Arches and Canyonlands National Parks





We found ourselves in Moab Utah a week  earlier than a scheduled Mountain Bike Adventure with our son and his boys.  It could have been worse!  We took full advantage and visited these the two National Parks that are in the neighborhood.

One of the realities of how we travel is that we often run into the unexpected.  It this case it was Easter Jeep Week Safari, Moab's largest gathering of off-roaders of the year.  We were lucky to find a campground that had room for us.  There were Jeeps of all types, modified to drive anywhere.  A bonus was unexpectedly visiting friends from Nederland.  Paul and Amy who are THE Adventure Tool Company.  They had set up shop at the Jeep Week Expo, and maintained a brisk business. What fun it was seeing them here.  They have some of the best tool bags and accessories you will find.




We first visited Arches National Park.  Arches is a small and very accessible park, that gets A LOT of
visitors.  The park is unique in that it has the largest consolidation of natural arches in the world.  If you have the time, you can visit over 2,000 of them.  If you can wait a thousand years ago you could see more.

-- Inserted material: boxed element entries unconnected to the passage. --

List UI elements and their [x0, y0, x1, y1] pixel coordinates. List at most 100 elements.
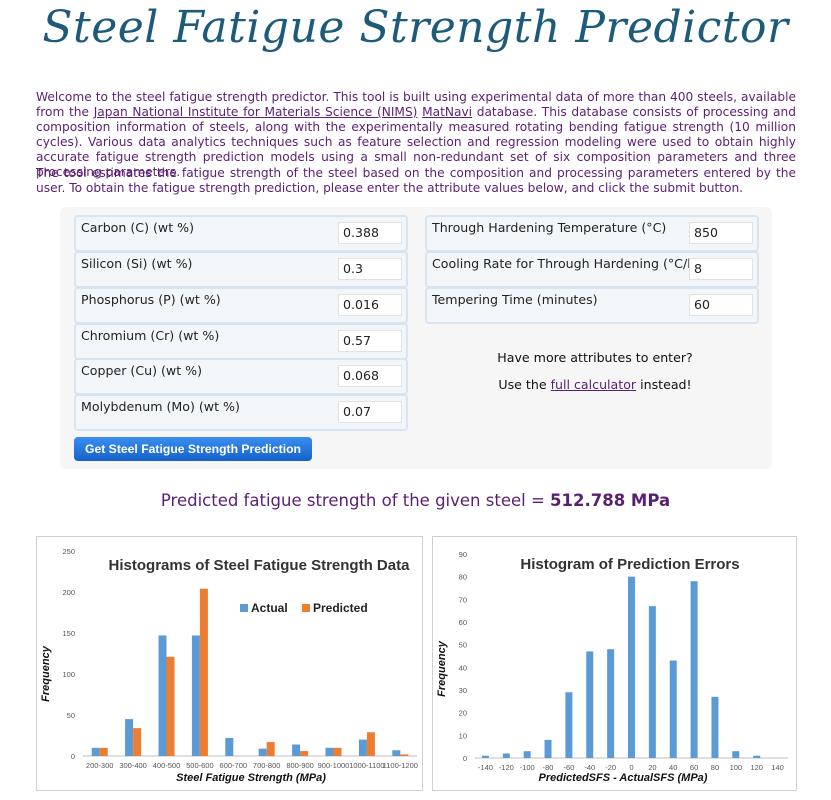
x-tick-label: -20: [605, 763, 616, 772]
x-tick-label: -60: [563, 763, 574, 772]
y-tick-label: 20: [459, 709, 467, 718]
molybdenum-input[interactable]: 0.07: [338, 401, 402, 423]
bar: [91, 747, 100, 756]
bar: [607, 649, 615, 758]
silicon-input[interactable]: 0.3: [338, 258, 402, 280]
intro-paragraph-1: Welcome to the steel fatigue strength pr…: [36, 90, 796, 180]
y-tick-label: 50: [459, 641, 467, 650]
field-chromium: Chromium (Cr) (wt %) 0.57: [74, 323, 408, 360]
bar: [523, 751, 531, 758]
bar: [628, 576, 635, 758]
submit-button[interactable]: Get Steel Fatigue Strength Prediction: [74, 437, 312, 461]
x-axis-label: Steel Fatigue Strength (MPa): [176, 772, 326, 784]
y-tick-label: 30: [459, 686, 467, 695]
field-molybdenum: Molybdenum (Mo) (wt %) 0.07: [74, 394, 408, 431]
field-carbon: Carbon (C) (wt %) 0.388: [74, 215, 408, 252]
more-attributes-note: Use the full calculator instead!: [430, 377, 760, 392]
bar: [481, 755, 489, 758]
bar: [669, 660, 677, 758]
bar: [400, 754, 409, 756]
y-axis-label: Frequency: [40, 645, 52, 702]
field-phosphorus: Phosphorus (P) (wt %) 0.016: [74, 287, 408, 324]
prediction-result: Predicted fatigue strength of the given …: [0, 491, 831, 510]
bar: [392, 750, 401, 756]
field-hardening-temperature: Through Hardening Temperature (°C) 850: [425, 215, 759, 252]
full-calculator-link[interactable]: full calculator: [550, 377, 637, 392]
nims-link[interactable]: Japan National Institute for Materials S…: [93, 105, 418, 119]
bar: [502, 753, 510, 758]
chromium-input[interactable]: 0.57: [338, 330, 402, 352]
field-silicon: Silicon (Si) (wt %) 0.3: [74, 251, 408, 288]
bar: [191, 635, 200, 756]
cooling-rate-input[interactable]: 8: [689, 258, 753, 280]
carbon-input[interactable]: 0.388: [338, 222, 402, 244]
intro-text-c: database. This database consists of proc…: [36, 105, 796, 179]
y-tick-label: 80: [459, 573, 467, 582]
legend-swatch-actual: [240, 604, 248, 612]
x-tick-label: 40: [669, 763, 677, 772]
x-tick-label: 500-600: [186, 761, 214, 770]
bar: [325, 747, 334, 756]
bar: [753, 755, 761, 758]
chart-title: Histograms of Steel Fatigue Strength Dat…: [109, 557, 411, 574]
more-text-b: instead!: [636, 377, 692, 392]
prediction-error-histogram: Histogram of Prediction Errors Frequency…: [432, 536, 797, 791]
y-tick-label: 150: [62, 629, 75, 638]
result-label: Predicted fatigue strength of the given …: [160, 491, 551, 510]
bar: [158, 635, 167, 756]
y-tick-label: 250: [62, 547, 75, 556]
y-tick-label: 60: [459, 618, 467, 627]
y-tick-label: 90: [459, 550, 467, 559]
bar: [266, 742, 275, 756]
more-text-a: Use the: [498, 377, 551, 392]
y-tick-label: 100: [62, 670, 75, 679]
x-tick-label: 700-800: [253, 761, 281, 770]
tempering-time-input[interactable]: 60: [689, 294, 753, 316]
bar: [300, 751, 309, 756]
chart-1-svg: Histograms of Steel Fatigue Strength Dat…: [40, 547, 418, 784]
bar: [199, 588, 208, 756]
y-tick-label: 0: [463, 754, 467, 763]
y-tick-label: 70: [459, 595, 467, 604]
y-tick-label: 0: [71, 752, 75, 761]
field-copper: Copper (Cu) (wt %) 0.068: [74, 358, 408, 395]
x-tick-label: 0: [629, 763, 633, 772]
chart-2-svg: Histogram of Prediction Errors Frequency…: [436, 550, 788, 784]
x-tick-label: 1100-1200: [383, 761, 418, 770]
x-tick-label: 200-300: [86, 761, 114, 770]
bar: [544, 739, 552, 758]
bar: [358, 739, 367, 756]
x-tick-label: -120: [499, 763, 514, 772]
x-tick-label: 100: [730, 763, 743, 772]
result-value: 512.788 MPa: [550, 491, 671, 510]
bar: [648, 606, 656, 758]
y-axis-label: Frequency: [436, 640, 448, 697]
field-tempering-time: Tempering Time (minutes) 60: [425, 287, 759, 324]
bar: [366, 732, 375, 756]
field-label: Carbon (C) (wt %): [81, 220, 195, 235]
bar: [565, 692, 573, 758]
copper-input[interactable]: 0.068: [338, 365, 402, 387]
bar: [711, 696, 719, 758]
matnavi-link[interactable]: MatNavi: [422, 105, 473, 119]
x-tick-label: 60: [690, 763, 698, 772]
y-tick-label: 10: [459, 731, 467, 740]
field-label: Silicon (Si) (wt %): [81, 256, 193, 271]
actual-vs-predicted-histogram: Histograms of Steel Fatigue Strength Dat…: [36, 536, 423, 791]
more-attributes-question: Have more attributes to enter?: [497, 350, 693, 365]
x-tick-label: 20: [648, 763, 656, 772]
bar: [125, 719, 134, 756]
field-cooling-rate: Cooling Rate for Through Hardening (°C/h…: [425, 251, 759, 288]
phosphorus-input[interactable]: 0.016: [338, 294, 402, 316]
bar: [732, 751, 740, 758]
x-tick-label: -140: [478, 763, 493, 772]
intro-paragraph-2: The tool estimates the fatigue strength …: [36, 166, 796, 195]
x-tick-label: 80: [711, 763, 719, 772]
bar: [99, 747, 108, 756]
bar: [690, 581, 698, 758]
field-label: Chromium (Cr) (wt %): [81, 328, 220, 343]
x-tick-label: 800-900: [286, 761, 314, 770]
chart-title: Histogram of Prediction Errors: [520, 556, 739, 573]
hardening-temperature-input[interactable]: 850: [689, 222, 753, 244]
x-tick-label: 120: [750, 763, 763, 772]
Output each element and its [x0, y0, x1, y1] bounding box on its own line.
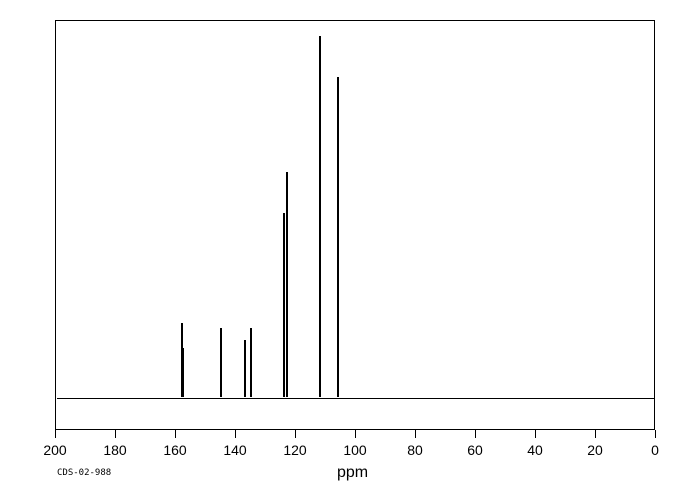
plot-area — [55, 20, 655, 430]
x-tick — [535, 430, 536, 438]
peak-2 — [220, 328, 222, 398]
x-tick-label: 80 — [407, 442, 423, 458]
x-tick-label: 120 — [283, 442, 306, 458]
peak-1 — [183, 348, 185, 397]
peak-8 — [337, 77, 340, 397]
peak-5 — [283, 213, 286, 398]
x-tick-label: 140 — [223, 442, 246, 458]
x-tick — [235, 430, 236, 438]
x-tick — [175, 430, 176, 438]
x-tick-label: 200 — [43, 442, 66, 458]
sample-id-label: CDS-02-988 — [57, 468, 111, 478]
x-tick-label: 100 — [343, 442, 366, 458]
x-tick — [115, 430, 116, 438]
x-tick — [655, 430, 656, 438]
x-tick — [475, 430, 476, 438]
x-axis-label: ppm — [337, 464, 368, 482]
x-tick — [595, 430, 596, 438]
x-tick-label: 40 — [527, 442, 543, 458]
peak-6 — [286, 172, 288, 398]
x-tick-label: 0 — [651, 442, 659, 458]
x-tick — [55, 430, 56, 438]
x-tick-label: 160 — [163, 442, 186, 458]
x-tick — [295, 430, 296, 438]
peak-4 — [250, 328, 252, 398]
x-tick — [355, 430, 356, 438]
peak-3 — [244, 340, 246, 397]
baseline — [57, 398, 655, 399]
spectrum-container: 200180160140120100806040200 ppm CDS-02-9… — [0, 0, 680, 500]
x-tick-label: 60 — [467, 442, 483, 458]
x-tick-label: 20 — [587, 442, 603, 458]
x-tick-label: 180 — [103, 442, 126, 458]
peak-7 — [319, 36, 322, 397]
x-tick — [415, 430, 416, 438]
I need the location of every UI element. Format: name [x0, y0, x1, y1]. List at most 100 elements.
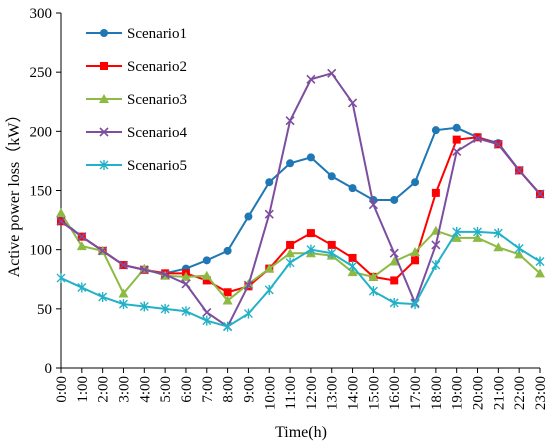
y-tick-label: 50	[37, 302, 52, 318]
data-point	[347, 267, 358, 277]
legend-label: Scenario3	[127, 92, 187, 108]
y-tick-label: 250	[30, 65, 53, 81]
data-point	[244, 212, 253, 221]
axes	[56, 12, 541, 373]
data-point	[286, 159, 295, 168]
x-tick-label: 4:00	[137, 376, 153, 403]
x-tick-label: 20:00	[471, 376, 487, 410]
data-point	[390, 276, 399, 285]
x-tick-label: 10:00	[262, 376, 278, 410]
x-tick-label: 17:00	[408, 376, 424, 410]
legend: Scenario1 Scenario2 Scenario3 Scenario4 Scen…	[86, 26, 187, 174]
legend-item: Scenario4	[86, 125, 187, 141]
x-tick-label: 3:00	[116, 376, 132, 403]
data-point	[223, 321, 233, 332]
data-point	[451, 232, 462, 242]
data-point	[202, 256, 211, 265]
x-tick-label: 14:00	[346, 376, 362, 410]
x-tick-label: 22:00	[512, 376, 528, 410]
data-point	[285, 257, 295, 268]
data-point	[535, 256, 545, 267]
data-point	[139, 265, 149, 275]
data-point	[368, 200, 378, 210]
x-tick-label: 16:00	[387, 376, 403, 410]
y-tick-label: 200	[30, 124, 53, 140]
series-line	[60, 72, 541, 329]
data-point	[264, 209, 274, 219]
data-point	[431, 240, 441, 250]
data-point	[410, 247, 421, 257]
y-tick-label: 150	[30, 184, 53, 200]
data-point	[306, 153, 315, 162]
data-point	[264, 284, 274, 295]
data-point	[493, 228, 503, 239]
y-tick-labels: 0 50 100 150 200 250 300	[30, 6, 53, 377]
data-point	[473, 133, 482, 142]
data-point	[265, 178, 274, 187]
data-point	[118, 288, 129, 298]
data-point	[452, 135, 461, 144]
data-point	[389, 256, 400, 266]
data-point	[327, 172, 336, 181]
x-tick-label: 19:00	[450, 376, 466, 410]
y-tick-label: 0	[45, 361, 53, 377]
data-point	[202, 315, 212, 326]
y-tick-label: 100	[30, 243, 53, 259]
data-point	[411, 256, 420, 265]
data-point	[389, 297, 399, 308]
data-point	[76, 241, 87, 251]
data-point	[452, 226, 462, 237]
data-point	[243, 280, 254, 290]
data-point	[473, 226, 483, 237]
legend-item: Scenario3	[86, 92, 187, 108]
legend-item: Scenario2	[86, 59, 187, 75]
data-point	[201, 270, 212, 280]
data-point	[181, 279, 191, 289]
data-point	[493, 139, 503, 149]
legend-item: Scenario5	[86, 158, 187, 174]
data-point	[306, 74, 316, 84]
data-point	[181, 306, 191, 317]
data-point	[347, 98, 358, 108]
legend-item: Scenario1	[86, 26, 187, 42]
data-point	[514, 243, 524, 254]
data-point	[348, 261, 358, 272]
data-point	[285, 116, 295, 126]
data-point	[348, 253, 357, 262]
x-tick-label: 6:00	[179, 376, 195, 403]
x-tick-label: 0:00	[54, 376, 70, 403]
x-tick-label: 23:00	[533, 376, 549, 410]
y-tick-label: 300	[30, 6, 53, 22]
series-4	[56, 68, 545, 332]
data-point	[327, 68, 337, 78]
data-point	[431, 188, 440, 197]
legend-marker	[100, 29, 108, 37]
series-line	[60, 230, 541, 328]
data-point	[160, 303, 170, 314]
data-point	[306, 229, 315, 238]
x-tick-labels: 0:00 1:00 2:00 3:00 4:00 5:00 6:00 7:00 8:00 9:00…	[54, 376, 549, 410]
legend-marker	[99, 127, 109, 137]
x-tick-label: 8:00	[221, 376, 237, 403]
x-tick-label: 21:00	[491, 376, 507, 410]
data-point	[223, 246, 232, 255]
data-point	[368, 286, 378, 297]
y-axis-title: Active power loss（kW）	[5, 107, 23, 278]
legend-marker	[99, 94, 109, 103]
x-axis-title: Time(h)	[275, 424, 327, 441]
data-point	[222, 295, 233, 305]
legend-label: Scenario5	[127, 158, 187, 174]
data-point	[160, 269, 170, 280]
data-point	[327, 248, 337, 259]
data-point	[410, 299, 420, 310]
data-point	[56, 207, 66, 217]
data-point	[368, 271, 379, 281]
data-point	[223, 288, 232, 297]
data-point	[56, 216, 66, 226]
data-point	[118, 299, 128, 310]
x-tick-label: 12:00	[304, 376, 320, 410]
data-point	[98, 292, 108, 302]
data-point	[389, 248, 399, 258]
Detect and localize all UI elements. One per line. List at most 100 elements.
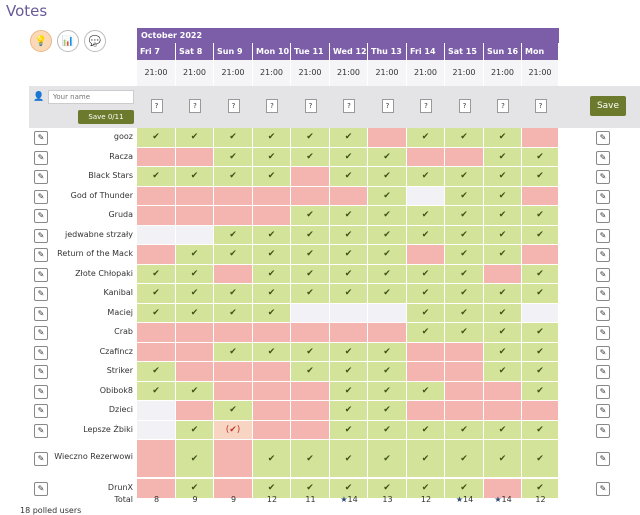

Once through the entrance gate, there are many trailheads, short hikes and scenic drives.  We spent much of our first day there driving around and getting a feel for the place.  We looked at hikes that both of us could do, and others that were more ambitious that I could do on my own.





Landscape Arch




Our first hike took us to Landscape Arch, with visits to Tunnel and Pine Tree Arches.  The Landscape Arch is impressive in that at nearly 300 feet, it has the longest span of any other in the park.  The vistas in this park are everywhere and these photo's don't do them justice.






Gateway









































Fiery Furnace










We also stopped at the Fiery Furnace Viewpoint.  The formation is accessible only by a special hiking permit, or though a Ranger led hike.  I wanted the Ranger led hike, with begin towards the end of April.  It is only one reason to return to the park.













La Sal Mountains through the Salt Valley






Petroglyphs from the 1680's




We got an early start the next morning, so I could take the 3 mile round trip hike to the Delicate Arch.  The hike begins with a stroll past the Wolfe Ranch property and the Petroglyps on the Rock Art Panel.  They are a short detour from the hike, but are a "can't miss" one.  I continued on my own to the Arch, joined only by the several hundred others taking the early morning walk.














Delicate Arch






I arrived at the arch in about 30 minutes of steady hiking.  The rewards were both the hike and the destination.























Arches Sky



Trail to Delicate Arch







Double Arch




Later that day, we hiked around the Windows area, visiting the North and South Windows, the Turret Arch, and Double Arch.















North and South Windows



Turret Arch





 Canyonlands National Park



Islands in the Sky


Friday found us visiting the Island in the Sky section of Canyonlands National Park.  The last time I visited was some years ago when I rode the White Rim with a group of friends on Mountain Bikes.  While much different than Arches, the park is no less impressive.



We drove to several viewpoints, followed by a short hike to the Upheaval Dome Overlooks.











Trail to Upheaval Overlook







Upheaval Dome







Sebastian at Frame Arch





Nearly a week later, we again visited Arches with our son and grandsons.  They had joined us for some Spring Break Mountain Bike riding on Moab's Slickrock.

We took a day off to hike, and again visited the Delicate Arch, and a late day hike along Park Avenue.
The Crew at Delicate Arch




La Sal Mountains from Frame Arch




 Court House and Park Avenue























I have also found that the desert, for all it's beauty is prime for getting these stark black and white images.





































Comments

  1. Your photos are outstanding. Thanks for sharing.